Waru notes that in 2009, the Defence Force released its massive cache of UFO files, including an analysis of the Kaikoura “visitation”. Bureaucrats agreed that the phenomenon was unusual and suggested explanations ranging from a bending of light rays from a fleet of squid boats to a huge flock of muttonbirds and a rain of giant hailstones.

The official version was that it was the light from Venus rising. Fogarty’s title for his book on the Kaikoura lights – Let’s Hope They’re Friendly – probably sums it up.

Terrifying nights

No local ghost history is complete without the tale of Cedric the Ghost.
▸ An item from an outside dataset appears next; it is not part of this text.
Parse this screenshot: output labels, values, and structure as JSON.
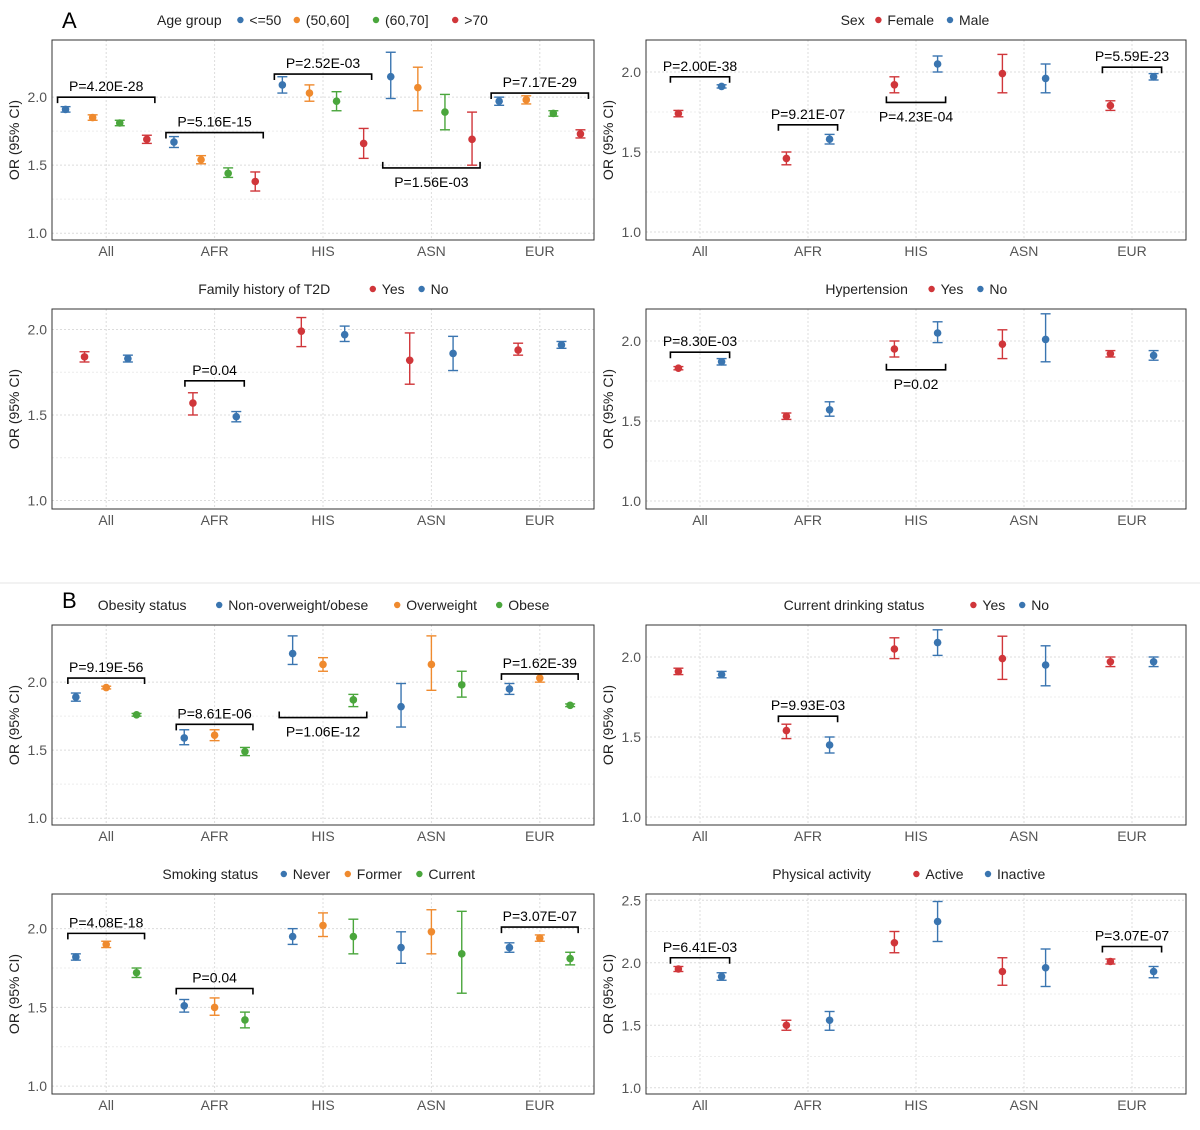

In the rugged Tararua Ranges outside Wellington, hunter Cedric Wilson vanished in the misty hills in 1945. Later parties swore they sensed his presence, with several groups experiencing terrifying nights in iconic Powell Hut.

Old tramping hands couldn’t, however, resist using the story to frighten young Scouts, as Chris Maclean relates in his 1994 book Tararua: The Story of a Mountain Range.

“[Tramper] Don Millward, dressed in [a] sleeping-bag liner, hid beside the track … and waited for the Scouts to return. When they loomed out of the mist he drifted across the track and disappeared, and quickly returned to the hut by another route.

“Soon after, the shaken Scouts arrived and told Millward and his friends the story of Cedric the Ghost.”